A viroid from Solanum pseudocapsicum closely related to the tomato apical stunt viroid.

A viroid was isolated from symptomless Solanum pseudocapsicum cultivar (cv) 'New Patterson' plants using the bidirectional PAGE method for analysis of small circular RNA molecules. The viroid was transmitted to tomato by mechanical inoculation. Infected tomato plants developed symptoms similar to those caused by potato spindle tuber viroid (PSTVd). Cloning and sequencing revealed that the viroid from Solanum pseudocapsicum is closely related to the tomato apical stunt viroid (TASVd). Therefore, the new viroid sequence variant has been named TASVd-S. The circular RNA of TASVd-S consists of 360 nucleotides which can potentially form a rod-like structure with a high degree of base-pairing like all the other known viroids. The nucleotide composition is 99 G, 72 A, 101 C and 88 U, corresponding to 200 G + C, 160 A + U with a GC content of 55.6%. In total 71% of the residues are base-paired and the basepaired residues consist of 73 G:C (57%), 43 A:U (34%) and 11 G:U (9%) base pairs. The most stable rod-like secondary structure of this viroid has 80 G:C, 39 A:U and 11 G:U base pairs with a minimum free energy of -147.5 kcal/mol (-616.6 kJ/mol).

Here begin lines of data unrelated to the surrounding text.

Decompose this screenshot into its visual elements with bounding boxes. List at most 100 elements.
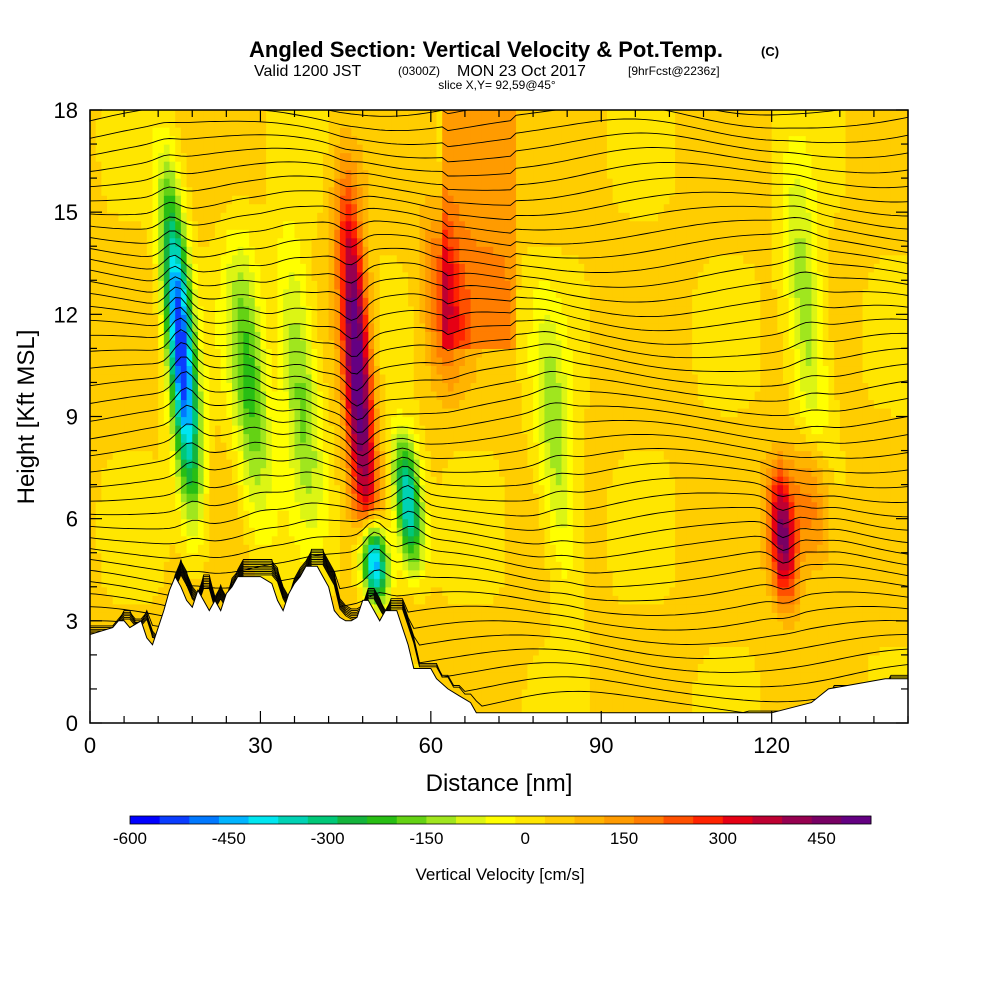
velocity-cell [658,535,665,545]
velocity-cell [260,476,267,486]
velocity-cell [646,603,653,613]
velocity-cell [555,476,563,486]
velocity-cell [493,620,500,630]
velocity-cell [481,510,489,520]
velocity-cell [822,569,830,579]
velocity-cell [794,680,801,690]
velocity-cell [663,595,671,605]
velocity-cell [902,459,908,469]
velocity-cell [726,527,733,537]
velocity-cell [606,612,614,622]
velocity-cell [658,612,665,622]
velocity-cell [447,569,455,579]
velocity-cell [322,467,330,477]
velocity-cell [663,442,671,452]
velocity-cell [504,586,511,596]
velocity-cell [885,595,892,605]
velocity-cell [765,646,773,656]
velocity-cell [430,552,438,562]
velocity-cell [464,629,472,639]
velocity-cell [550,654,557,664]
velocity-cell [623,433,631,443]
velocity-cell [226,552,233,562]
velocity-cell [743,518,750,528]
velocity-cell [828,552,835,562]
velocity-cell [595,578,602,588]
velocity-cell [527,705,534,716]
velocity-cell [470,637,477,647]
velocity-cell [675,586,682,596]
velocity-cell [459,518,466,528]
velocity-cell [481,442,489,452]
velocity-cell [356,425,364,435]
velocity-cell [845,612,852,622]
velocity-cell [158,467,165,477]
velocity-cell [589,535,597,545]
velocity-cell [146,569,154,579]
velocity-cell [379,450,386,460]
velocity-cell [374,433,381,443]
velocity-cell [726,586,733,596]
velocity-cell [90,561,97,571]
velocity-cell [873,442,881,452]
velocity-cell [783,476,790,486]
velocity-cell [368,484,375,494]
velocity-cell [873,476,881,486]
velocity-cell [890,476,898,486]
velocity-cell [135,603,142,613]
velocity-cell [453,510,460,520]
velocity-cell [192,425,199,435]
velocity-cell [896,654,903,664]
velocity-cell [646,697,653,707]
velocity-cell [328,442,335,452]
velocity-cell [606,527,614,537]
velocity-cell [584,578,591,588]
velocity-cell [748,586,756,596]
velocity-cell [95,544,102,554]
velocity-cell [873,603,881,613]
velocity-cell [180,544,188,554]
velocity-cell [811,476,818,486]
velocity-cell [419,629,426,639]
velocity-cell [152,569,159,579]
velocity-cell [254,467,262,477]
velocity-cell [873,552,881,562]
velocity-cell [101,527,108,537]
velocity-cell [197,467,205,477]
velocity-cell [436,510,443,520]
velocity-cell [339,544,347,554]
velocity-cell [504,518,511,528]
velocity-cell [589,527,597,537]
velocity-cell [277,510,284,520]
velocity-cell [243,552,250,562]
velocity-cell [237,493,244,503]
valid-time-prefix: Valid 1200 JST [254,63,362,80]
velocity-cell [817,561,824,571]
velocity-cell [765,450,773,460]
velocity-cell [822,629,830,639]
velocity-cell [743,510,750,520]
velocity-cell [311,527,318,537]
velocity-cell [737,637,744,647]
velocity-cell [476,671,483,682]
velocity-cell [550,680,557,690]
velocity-cell [408,578,415,588]
velocity-cell [635,578,642,588]
velocity-cell [572,459,580,469]
velocity-cell [890,484,898,494]
velocity-cell [124,612,131,622]
velocity-cell [601,697,608,707]
velocity-cell [794,612,801,622]
velocity-cell [459,578,466,588]
velocity-cell [828,527,835,537]
velocity-cell [862,467,869,477]
velocity-cell [805,476,813,486]
velocity-cell [209,484,216,494]
velocity-cell [760,646,767,656]
velocity-cell [561,476,568,486]
velocity-cell [476,612,483,622]
velocity-cell [533,697,540,707]
velocity-cell [197,459,205,469]
velocity-cell [817,552,824,562]
velocity-cell [453,561,460,571]
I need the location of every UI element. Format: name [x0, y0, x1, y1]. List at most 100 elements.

The sequence similarity of the left terminal (T1) domain of TASVd-S and the T1 domain of tomato planta macho viroid (TPMVd) is higher than the sequence similarity of these domains of TASVd-S and TASV-d.

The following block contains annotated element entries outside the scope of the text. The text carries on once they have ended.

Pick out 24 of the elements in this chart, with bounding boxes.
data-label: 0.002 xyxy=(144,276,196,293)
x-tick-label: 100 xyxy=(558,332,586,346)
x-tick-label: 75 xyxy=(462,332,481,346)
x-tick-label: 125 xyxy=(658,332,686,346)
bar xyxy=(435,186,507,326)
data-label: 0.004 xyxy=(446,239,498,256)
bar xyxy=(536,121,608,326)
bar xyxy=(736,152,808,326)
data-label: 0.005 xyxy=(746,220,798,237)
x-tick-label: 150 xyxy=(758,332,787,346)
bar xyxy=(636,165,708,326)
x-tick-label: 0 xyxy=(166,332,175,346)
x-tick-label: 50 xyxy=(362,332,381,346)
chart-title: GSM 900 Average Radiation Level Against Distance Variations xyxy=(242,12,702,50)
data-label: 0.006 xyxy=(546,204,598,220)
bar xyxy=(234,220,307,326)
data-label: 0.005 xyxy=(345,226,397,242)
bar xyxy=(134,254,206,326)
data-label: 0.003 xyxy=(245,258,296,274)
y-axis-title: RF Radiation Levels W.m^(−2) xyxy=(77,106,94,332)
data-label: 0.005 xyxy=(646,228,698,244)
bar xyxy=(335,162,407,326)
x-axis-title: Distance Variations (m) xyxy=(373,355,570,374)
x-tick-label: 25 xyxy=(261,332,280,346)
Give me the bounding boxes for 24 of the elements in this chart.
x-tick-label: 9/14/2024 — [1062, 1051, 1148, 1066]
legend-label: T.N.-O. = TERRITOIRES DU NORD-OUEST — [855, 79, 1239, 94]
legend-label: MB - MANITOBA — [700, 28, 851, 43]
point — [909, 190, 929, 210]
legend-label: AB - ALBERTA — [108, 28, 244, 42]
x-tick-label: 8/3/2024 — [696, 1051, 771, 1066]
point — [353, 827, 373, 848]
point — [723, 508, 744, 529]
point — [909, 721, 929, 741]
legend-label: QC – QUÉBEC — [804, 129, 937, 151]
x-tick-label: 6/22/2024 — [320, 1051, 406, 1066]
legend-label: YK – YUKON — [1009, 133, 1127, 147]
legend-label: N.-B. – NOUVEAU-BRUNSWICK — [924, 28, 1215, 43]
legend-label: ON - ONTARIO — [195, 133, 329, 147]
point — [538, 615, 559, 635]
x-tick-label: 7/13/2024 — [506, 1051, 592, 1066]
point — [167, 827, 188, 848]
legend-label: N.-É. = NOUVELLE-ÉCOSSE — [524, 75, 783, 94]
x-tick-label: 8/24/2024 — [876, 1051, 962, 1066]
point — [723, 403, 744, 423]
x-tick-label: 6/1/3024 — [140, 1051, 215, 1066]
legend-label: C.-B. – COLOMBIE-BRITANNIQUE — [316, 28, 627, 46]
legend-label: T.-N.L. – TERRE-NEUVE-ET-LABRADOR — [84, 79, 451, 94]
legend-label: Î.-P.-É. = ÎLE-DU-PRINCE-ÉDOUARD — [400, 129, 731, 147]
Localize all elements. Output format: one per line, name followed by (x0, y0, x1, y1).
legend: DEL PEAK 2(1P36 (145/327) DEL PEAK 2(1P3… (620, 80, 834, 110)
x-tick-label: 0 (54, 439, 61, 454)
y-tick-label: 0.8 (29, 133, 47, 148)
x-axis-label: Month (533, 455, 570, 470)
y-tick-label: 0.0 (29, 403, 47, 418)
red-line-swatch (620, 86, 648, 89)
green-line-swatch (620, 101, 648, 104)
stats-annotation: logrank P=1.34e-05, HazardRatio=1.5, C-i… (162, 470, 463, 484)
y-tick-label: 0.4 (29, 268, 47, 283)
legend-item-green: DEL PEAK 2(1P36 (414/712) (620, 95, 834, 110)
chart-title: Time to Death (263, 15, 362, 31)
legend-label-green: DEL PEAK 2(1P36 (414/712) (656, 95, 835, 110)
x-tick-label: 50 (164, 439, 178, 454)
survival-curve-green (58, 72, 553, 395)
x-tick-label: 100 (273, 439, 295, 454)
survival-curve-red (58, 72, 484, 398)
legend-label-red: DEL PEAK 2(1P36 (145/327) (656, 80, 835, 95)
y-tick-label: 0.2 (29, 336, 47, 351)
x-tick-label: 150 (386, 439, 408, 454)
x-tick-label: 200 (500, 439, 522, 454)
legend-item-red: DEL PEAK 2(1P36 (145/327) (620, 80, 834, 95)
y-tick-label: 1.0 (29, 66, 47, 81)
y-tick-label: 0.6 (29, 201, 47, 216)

Grapevine viroid 1B, a new member of the apple scar skin viroid group contains the left terminal region of tomato planta macho viroid

GV1 B is one of five viroids that have recently been purified from grapevines. GV1 B has now been sequenced and its 363 nucleotide residues can potentially form the typical rod-like structure of viroids with 67% of nucleotides basepaired. GV1B has highest sequence similarity with grapevine yellow speckle viroid (GYSV; 73%) and has a central sequence which is conserved in GYSV and apple scar skin viroid (ASSV) which have been reported to constitute the ASSV group. Therefore, we have placed GV1 B into the ASSV group. GV1 B contains a direct repeat sequence at the terminal portions of its T1 and T2 regions. GV1 B also contains a sequence of 69 nucleotides in the terminal portion of its Ti region which is almost identical to the corresponding region in tomato planta macho viroid (TPMV). This provides further evidence of the importance of RNA recombination in viroid evolution.